Efficient Markets? Hah! Justin Fox
03/01/1999 Fortune Magazine 40 (Copyright 1999)
So Nobel laureate Myron Scholes has left Wall Street (actually Greenwich, Conn., which is pretty much the same thing, only with trees) and gone home to San Francisco. His experience at Long-Term Capital Management, the now-infamous hedge fund he helped found, has taken much of the sheen off his reputation. It may do the same for efficient-markets theory, the rock upon which Scholes and a generation of finance scholars and practitioners have based their work.
Efficient-markets theory, to crib from Scholes' 1997 Nobel lecture, "states that, in a well-functioning capital market...the best estimate of the value of a security is today's price." This insight, associated most closely with Eugene Fama, a University of Chicago professor who taught Scholes in the 1960s, revolutionized finance. It led to the index-fund phenomenon and enabled Scholes and Fischer Black, another finance scholar who later went to Wall Street, to devise the options-pricing model that created the derivatives industry. The theory was also indisputably sound, up to a point: It is really, really hard to consistently beat the market. But efficient- market true believers take this a step further, to the conclusion that financial markets are therefore always right. And as Deputy Treasury Secretary Larry Summers argued in one of the more important works of his past life as an economics professor ("Does the Stock Market Rationally Reflect Fundamental Values?" in the Journal of Finance, July 1986), there's absolutely no proof that this is so. Markets sometimes go wiggy in ways that efficient-markets theory simply can't explain.
In an efficient market, to quote again from Scholes' Nobel lecture, "securities with similar economic risk {have} to exhibit similar returns to prevent arbitrage profits." Real markets aren't perfectly efficient--trading costs and other factors allow small inefficiencies to pop up.
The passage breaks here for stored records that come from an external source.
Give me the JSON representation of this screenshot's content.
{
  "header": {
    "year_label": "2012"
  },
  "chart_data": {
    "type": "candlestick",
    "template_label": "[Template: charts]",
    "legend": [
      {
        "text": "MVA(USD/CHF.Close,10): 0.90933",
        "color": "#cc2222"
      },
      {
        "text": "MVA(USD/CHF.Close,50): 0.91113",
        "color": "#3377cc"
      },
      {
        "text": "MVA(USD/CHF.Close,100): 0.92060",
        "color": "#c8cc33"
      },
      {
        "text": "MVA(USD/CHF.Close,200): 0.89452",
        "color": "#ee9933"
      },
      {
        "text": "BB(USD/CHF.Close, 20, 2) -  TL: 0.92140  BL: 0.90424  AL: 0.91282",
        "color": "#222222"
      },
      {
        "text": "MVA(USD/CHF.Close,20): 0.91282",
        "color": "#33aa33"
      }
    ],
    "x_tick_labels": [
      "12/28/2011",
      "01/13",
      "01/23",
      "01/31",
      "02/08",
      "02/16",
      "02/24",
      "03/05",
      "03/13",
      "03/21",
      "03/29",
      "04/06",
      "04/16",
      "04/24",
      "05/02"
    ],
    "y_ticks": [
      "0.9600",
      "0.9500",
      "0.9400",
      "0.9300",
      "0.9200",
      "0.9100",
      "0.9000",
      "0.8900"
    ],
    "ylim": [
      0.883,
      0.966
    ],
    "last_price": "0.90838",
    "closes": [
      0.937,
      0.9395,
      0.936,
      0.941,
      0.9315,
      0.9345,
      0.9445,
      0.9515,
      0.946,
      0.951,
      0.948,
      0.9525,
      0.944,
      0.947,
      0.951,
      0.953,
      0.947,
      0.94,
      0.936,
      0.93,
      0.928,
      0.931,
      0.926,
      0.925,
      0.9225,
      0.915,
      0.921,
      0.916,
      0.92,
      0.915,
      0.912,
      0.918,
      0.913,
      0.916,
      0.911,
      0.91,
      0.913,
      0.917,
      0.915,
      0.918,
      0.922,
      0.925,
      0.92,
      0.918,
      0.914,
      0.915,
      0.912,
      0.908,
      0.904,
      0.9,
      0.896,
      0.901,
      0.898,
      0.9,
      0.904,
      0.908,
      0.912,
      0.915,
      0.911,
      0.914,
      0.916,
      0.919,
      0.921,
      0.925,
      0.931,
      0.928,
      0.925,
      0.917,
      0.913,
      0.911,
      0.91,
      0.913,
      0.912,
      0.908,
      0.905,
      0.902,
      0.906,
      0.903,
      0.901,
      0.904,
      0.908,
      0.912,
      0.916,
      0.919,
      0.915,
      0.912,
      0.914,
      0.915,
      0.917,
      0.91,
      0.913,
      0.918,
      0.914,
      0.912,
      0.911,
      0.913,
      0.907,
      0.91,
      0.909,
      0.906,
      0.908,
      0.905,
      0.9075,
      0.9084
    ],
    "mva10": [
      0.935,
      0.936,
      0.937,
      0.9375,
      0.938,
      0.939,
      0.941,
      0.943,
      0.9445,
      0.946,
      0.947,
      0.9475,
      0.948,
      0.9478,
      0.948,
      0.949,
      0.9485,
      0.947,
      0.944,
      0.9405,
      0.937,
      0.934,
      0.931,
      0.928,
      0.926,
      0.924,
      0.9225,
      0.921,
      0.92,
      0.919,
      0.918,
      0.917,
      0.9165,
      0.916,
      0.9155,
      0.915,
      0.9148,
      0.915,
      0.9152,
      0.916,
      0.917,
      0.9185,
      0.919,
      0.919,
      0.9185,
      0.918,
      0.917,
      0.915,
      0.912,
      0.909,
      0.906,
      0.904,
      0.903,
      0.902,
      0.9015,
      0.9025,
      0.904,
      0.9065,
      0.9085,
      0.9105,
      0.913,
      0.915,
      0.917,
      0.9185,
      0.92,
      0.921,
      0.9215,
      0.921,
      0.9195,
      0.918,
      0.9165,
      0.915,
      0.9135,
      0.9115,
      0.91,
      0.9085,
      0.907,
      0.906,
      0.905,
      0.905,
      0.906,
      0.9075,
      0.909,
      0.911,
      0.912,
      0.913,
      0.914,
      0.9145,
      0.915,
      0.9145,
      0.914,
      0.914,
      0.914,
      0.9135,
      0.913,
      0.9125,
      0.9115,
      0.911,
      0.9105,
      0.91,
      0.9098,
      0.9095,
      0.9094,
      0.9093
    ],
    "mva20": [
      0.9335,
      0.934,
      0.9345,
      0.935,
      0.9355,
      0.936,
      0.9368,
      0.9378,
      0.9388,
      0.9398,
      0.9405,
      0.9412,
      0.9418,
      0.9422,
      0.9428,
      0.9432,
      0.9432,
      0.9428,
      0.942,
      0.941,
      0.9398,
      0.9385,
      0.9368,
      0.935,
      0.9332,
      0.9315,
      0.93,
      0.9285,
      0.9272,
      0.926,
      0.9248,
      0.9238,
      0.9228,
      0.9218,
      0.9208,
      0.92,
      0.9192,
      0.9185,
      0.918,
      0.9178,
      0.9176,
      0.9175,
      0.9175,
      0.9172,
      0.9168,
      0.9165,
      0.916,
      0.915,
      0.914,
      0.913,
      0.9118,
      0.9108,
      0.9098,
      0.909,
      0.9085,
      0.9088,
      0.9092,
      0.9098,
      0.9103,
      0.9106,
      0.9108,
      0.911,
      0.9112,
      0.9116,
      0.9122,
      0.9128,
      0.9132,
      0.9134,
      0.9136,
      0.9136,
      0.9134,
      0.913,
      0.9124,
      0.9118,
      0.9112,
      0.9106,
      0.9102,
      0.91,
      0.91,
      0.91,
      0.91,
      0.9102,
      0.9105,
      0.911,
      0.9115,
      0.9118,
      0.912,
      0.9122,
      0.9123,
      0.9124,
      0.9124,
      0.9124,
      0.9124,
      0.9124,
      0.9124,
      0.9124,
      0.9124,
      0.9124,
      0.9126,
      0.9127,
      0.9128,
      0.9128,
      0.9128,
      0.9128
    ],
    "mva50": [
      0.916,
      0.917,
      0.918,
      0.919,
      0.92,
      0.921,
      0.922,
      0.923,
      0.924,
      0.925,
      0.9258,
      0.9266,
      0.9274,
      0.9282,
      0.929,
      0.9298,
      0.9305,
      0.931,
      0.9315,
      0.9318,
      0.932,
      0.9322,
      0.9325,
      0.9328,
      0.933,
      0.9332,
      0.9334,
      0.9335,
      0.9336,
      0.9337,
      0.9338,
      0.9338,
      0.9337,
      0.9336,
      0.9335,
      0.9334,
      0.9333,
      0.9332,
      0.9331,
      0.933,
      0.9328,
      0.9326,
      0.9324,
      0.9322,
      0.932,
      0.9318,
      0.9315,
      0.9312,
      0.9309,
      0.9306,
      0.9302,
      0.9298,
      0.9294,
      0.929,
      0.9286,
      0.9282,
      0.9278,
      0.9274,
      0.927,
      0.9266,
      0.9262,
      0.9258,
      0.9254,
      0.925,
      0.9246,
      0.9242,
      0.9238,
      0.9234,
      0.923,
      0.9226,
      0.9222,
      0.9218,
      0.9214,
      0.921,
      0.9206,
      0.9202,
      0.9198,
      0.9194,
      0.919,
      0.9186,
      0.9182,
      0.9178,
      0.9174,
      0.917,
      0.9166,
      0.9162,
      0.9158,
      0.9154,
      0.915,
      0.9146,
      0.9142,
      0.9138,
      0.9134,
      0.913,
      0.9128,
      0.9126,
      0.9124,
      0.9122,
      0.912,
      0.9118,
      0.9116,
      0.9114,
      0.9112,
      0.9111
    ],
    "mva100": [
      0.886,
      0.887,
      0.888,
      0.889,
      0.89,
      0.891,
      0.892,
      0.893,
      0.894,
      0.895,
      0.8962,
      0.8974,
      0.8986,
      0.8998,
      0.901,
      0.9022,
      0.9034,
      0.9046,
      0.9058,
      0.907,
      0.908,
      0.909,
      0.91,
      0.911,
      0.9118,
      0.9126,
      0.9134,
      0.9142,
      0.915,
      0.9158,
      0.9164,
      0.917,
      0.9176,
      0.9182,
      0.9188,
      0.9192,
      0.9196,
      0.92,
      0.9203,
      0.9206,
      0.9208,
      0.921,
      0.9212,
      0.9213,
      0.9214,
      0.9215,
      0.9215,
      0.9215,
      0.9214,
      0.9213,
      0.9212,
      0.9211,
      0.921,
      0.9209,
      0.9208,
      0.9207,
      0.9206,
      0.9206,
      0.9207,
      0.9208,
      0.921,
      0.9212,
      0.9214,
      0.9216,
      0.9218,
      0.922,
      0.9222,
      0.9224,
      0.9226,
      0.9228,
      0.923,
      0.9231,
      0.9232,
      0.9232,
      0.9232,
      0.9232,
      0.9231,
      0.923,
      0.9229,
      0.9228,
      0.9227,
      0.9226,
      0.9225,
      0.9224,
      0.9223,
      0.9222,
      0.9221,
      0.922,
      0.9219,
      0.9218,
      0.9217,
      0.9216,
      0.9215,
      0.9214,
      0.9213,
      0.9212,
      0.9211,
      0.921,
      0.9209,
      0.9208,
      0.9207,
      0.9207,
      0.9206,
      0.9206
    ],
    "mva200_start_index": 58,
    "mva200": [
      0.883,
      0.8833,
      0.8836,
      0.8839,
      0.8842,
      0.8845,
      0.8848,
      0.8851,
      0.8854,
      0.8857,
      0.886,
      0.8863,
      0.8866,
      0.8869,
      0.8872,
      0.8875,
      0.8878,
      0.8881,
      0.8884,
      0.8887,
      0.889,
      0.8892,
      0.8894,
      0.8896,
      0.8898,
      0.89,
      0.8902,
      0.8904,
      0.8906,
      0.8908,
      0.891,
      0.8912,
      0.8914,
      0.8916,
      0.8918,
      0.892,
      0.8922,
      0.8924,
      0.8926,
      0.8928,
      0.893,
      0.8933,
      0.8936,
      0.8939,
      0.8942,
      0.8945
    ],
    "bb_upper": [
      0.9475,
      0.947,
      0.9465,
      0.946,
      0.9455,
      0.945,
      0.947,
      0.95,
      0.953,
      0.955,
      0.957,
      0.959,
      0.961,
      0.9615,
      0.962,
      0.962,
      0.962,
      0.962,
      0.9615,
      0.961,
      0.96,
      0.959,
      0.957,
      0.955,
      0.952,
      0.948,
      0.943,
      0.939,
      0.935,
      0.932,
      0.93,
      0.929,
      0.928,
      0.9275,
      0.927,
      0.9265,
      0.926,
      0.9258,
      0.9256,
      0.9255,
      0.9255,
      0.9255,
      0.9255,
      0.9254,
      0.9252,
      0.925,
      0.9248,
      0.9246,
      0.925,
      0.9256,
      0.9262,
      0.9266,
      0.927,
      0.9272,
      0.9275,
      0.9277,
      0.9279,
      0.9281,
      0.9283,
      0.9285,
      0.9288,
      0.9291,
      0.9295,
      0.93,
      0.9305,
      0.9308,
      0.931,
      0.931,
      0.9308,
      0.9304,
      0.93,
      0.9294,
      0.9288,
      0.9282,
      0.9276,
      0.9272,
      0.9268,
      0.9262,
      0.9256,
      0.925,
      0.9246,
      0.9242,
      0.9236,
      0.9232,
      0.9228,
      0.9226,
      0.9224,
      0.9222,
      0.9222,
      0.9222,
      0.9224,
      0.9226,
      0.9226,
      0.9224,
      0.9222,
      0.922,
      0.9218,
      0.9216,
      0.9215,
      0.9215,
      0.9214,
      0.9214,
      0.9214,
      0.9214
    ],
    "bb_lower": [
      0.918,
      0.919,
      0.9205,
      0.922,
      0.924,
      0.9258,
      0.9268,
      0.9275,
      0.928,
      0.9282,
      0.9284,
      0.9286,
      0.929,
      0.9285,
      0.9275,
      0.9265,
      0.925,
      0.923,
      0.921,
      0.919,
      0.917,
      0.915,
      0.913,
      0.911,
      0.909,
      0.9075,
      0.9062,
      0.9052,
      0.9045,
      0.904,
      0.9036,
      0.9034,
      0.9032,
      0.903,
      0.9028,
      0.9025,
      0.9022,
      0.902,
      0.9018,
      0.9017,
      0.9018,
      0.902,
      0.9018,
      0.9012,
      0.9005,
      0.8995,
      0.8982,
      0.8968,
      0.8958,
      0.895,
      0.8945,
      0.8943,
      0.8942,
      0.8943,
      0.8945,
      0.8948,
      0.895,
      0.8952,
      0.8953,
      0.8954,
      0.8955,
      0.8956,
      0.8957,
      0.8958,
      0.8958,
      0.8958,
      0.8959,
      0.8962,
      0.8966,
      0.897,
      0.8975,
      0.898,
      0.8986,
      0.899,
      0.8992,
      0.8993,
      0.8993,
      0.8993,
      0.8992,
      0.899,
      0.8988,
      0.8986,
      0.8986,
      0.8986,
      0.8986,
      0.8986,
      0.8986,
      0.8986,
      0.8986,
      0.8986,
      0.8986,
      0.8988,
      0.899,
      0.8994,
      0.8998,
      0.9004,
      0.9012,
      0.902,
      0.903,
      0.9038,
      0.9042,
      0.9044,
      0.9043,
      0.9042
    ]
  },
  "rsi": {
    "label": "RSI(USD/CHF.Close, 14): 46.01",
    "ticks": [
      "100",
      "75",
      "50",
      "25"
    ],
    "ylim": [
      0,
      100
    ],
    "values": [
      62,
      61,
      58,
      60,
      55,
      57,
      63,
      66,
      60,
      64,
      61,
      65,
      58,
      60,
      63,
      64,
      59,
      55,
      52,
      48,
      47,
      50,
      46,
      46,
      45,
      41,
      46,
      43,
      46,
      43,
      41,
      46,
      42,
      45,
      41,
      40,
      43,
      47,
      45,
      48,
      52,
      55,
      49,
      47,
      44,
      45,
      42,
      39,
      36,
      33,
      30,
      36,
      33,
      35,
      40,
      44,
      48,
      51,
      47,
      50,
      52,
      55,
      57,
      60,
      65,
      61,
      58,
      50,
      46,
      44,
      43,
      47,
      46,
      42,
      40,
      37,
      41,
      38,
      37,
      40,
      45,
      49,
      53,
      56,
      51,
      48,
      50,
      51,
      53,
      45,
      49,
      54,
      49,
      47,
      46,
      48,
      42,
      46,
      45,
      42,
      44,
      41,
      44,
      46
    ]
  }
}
At LTCM (and other hedge funds and Wall Street firms), the strategy was to exploit these little anomalies--a difference in risk-adjusted returns between, say, U.S. Treasuries and Danish mortgages--betting that before long, market efficiency would reign again. As investment strategies go, this was a pretty conservative one--so conservative that the only way to make it pay off was to use gobs of borrowed money. But that leverage was seen as a reasonable risk, because remember: Markets are efficient.
Then, last summer, panicked investors the world over began buying U.S. Treasuries and selling everything else. The price discrepancies that LTCM assumed would disappear instead grew, at least temporarily. The banks that had advanced it billions of dollars got scared and called their loans. The once-proud hedge fund had to submit to a takeover by its lenders. It was all terribly irrational and inefficient. Sometimes markets get that way.